Comme tout le monde, j'imagine, je suis confronté au choix entre l'accord au féminin ou au masculin pour les adjectifs accolés à deux noms, l'un féminin, l'autre masculin. Vais-je traduire "important issues and questions" par :
(1) enjeux et questions importants
(2) questions et enjeux importants
(3) enjeux et questions importantes ?
A priori, je ne choisis pas (1) car je trouve vraiment phonétiquement choquante la juxtaposition "questions importants".
Si j'écoute l'Académie, elle me dira de résoudre le problème en choisissant (2). Mais il n'est pas toujours satisfaisant d'inverser l'ordre de deux noms.
Si j'écoute encore l'Académie, elle me dira aussi que (3) est hors de question. Pourtant ce choix de l'accord de proximité est phonétiquement satisfaisant, a déjà été utilisé dans le passé et revient en force de nos jours. Malheureusement, je n'ose pas l'utiliser car je crains que l'équipe des "reviewers" de Gengo me sanctionne pour non-conformité aux règles de grammaire.
Avez-vous une opinion sur ce problème, modeste, mais qui est lié à ceux plus importants de la féminisation des noms de métier ou de l'écriture inclusive ? Avez-vous déjà eu des retours des reviewers à ce sujet ?
Merci !
6 comments
Voilà une question bien pertinente.
Pour moi (JA>FR), j'essaie souvent de contourner lâchement le problème en choisissant deux substantifs de même genre (je ne connais pas le contexte ici mais par exemple : "enjeux et problèmes" ou "difficultés et questions").
Mais je viens également de contourner la question. Allez, entre les grands mouvements civilisationnels (3) et les préférences des reviewers (2), il faut trancher !
J'avoue que ces questions de genre tout droit venues de l'univers anglo-saxon me fatiguent beaucoup, de même que l'écriture inclusive, de même que la féminisation à toute force de tous les noms de métier. Un docteur peut être homme ou femme, un écrivain aussi, de même qu'un peintre... bref, pourquoi s'acharner à faire de la langue un objet si précisément orienté dès lors qu'il s'agit de départager le féminin du masculin ? Cette tendance me semble ramer à contre-courant de la bénéfique lame de fond du combat des femmes pour l'égalité. Avant d'être homme, avant d'être femme, nous sommes, tout simplement, et nous avons la chance de disposer dans notre grammaire d'un genre reposant qui nous permet de le dire, un genre qui nous englobe tous et chacun dans la même condition humaine.

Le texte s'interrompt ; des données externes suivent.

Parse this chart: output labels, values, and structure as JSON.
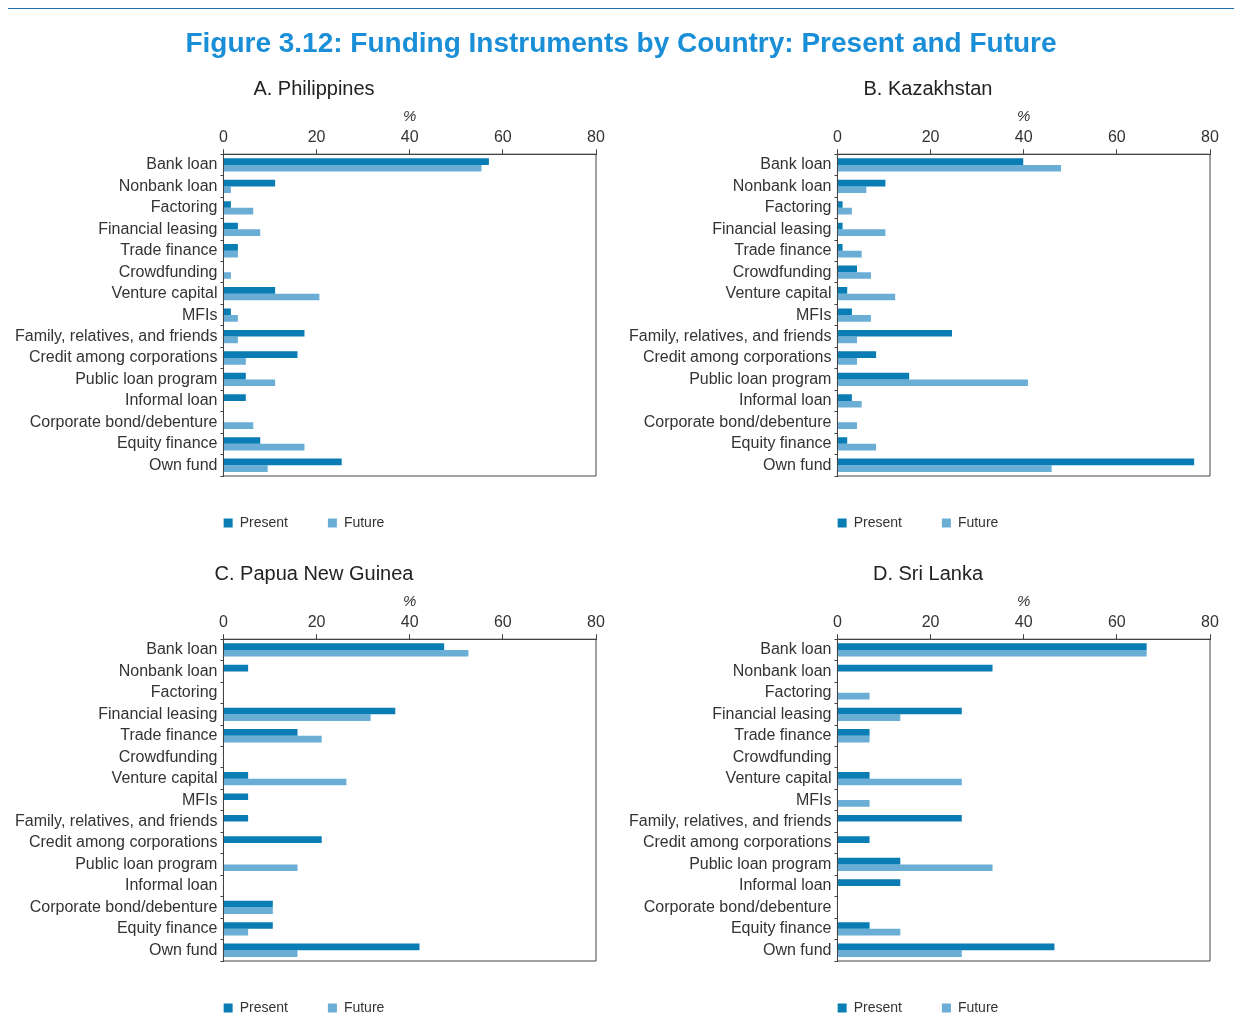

Je me suis bien gardé de parler d'écriture inclusive ou de féminisation des noms de métier – même si j'en aurais eu envie – vu le caractère polémique de ces sujets. L'accord de proximité, c'est autre chose pour moi : faire prédominer le masculin à tout prix conduit ici à des formulations que je trouve peu élégantes ou peu naturelles. En outre, contrairement par exemple à l'écriture inclusive, cette règle d'accord n'est pas une invention moderne puisqu'elle a déjà été pratiquée dans le passé, jusqu'au XVIIIème siècle). L'adopter serait donc un retour à une tradition ancienne et devrait satisfaire les conservateurs et les modernes, non ?
C'est vrai, d'ailleurs je l'applique moi-même spontanément sans y faire attention, cette règle de proximité, même si effectivement j'ai peut-être inconsciemment tendance, en contexte professionnel, à contourner la difficulté en changeant l'ordre des mots ou en unifiant le genre. Le problème est que nos "language specialists" ont sans doute chacun leur avis personnel sur cette question.
L'unification du genre me semble une option éventuellement timorée mais efficace car, en reprenant l'exemple initial, "enjeux et questions importantes" implique - dans le cas d'un lecteur aux lunettes académiciennes - que les enjeux ne sont pas qualifiés comme "importants".
Juste, mais théorique. Un français ne laisserait pas des enjeux orphelins de toute qualification ici. S'il voulait le faire, il choisirait une formulation de type « ... un problème qui soulève un certain nombre d'enjeux, ainsi que des questions importantes… ».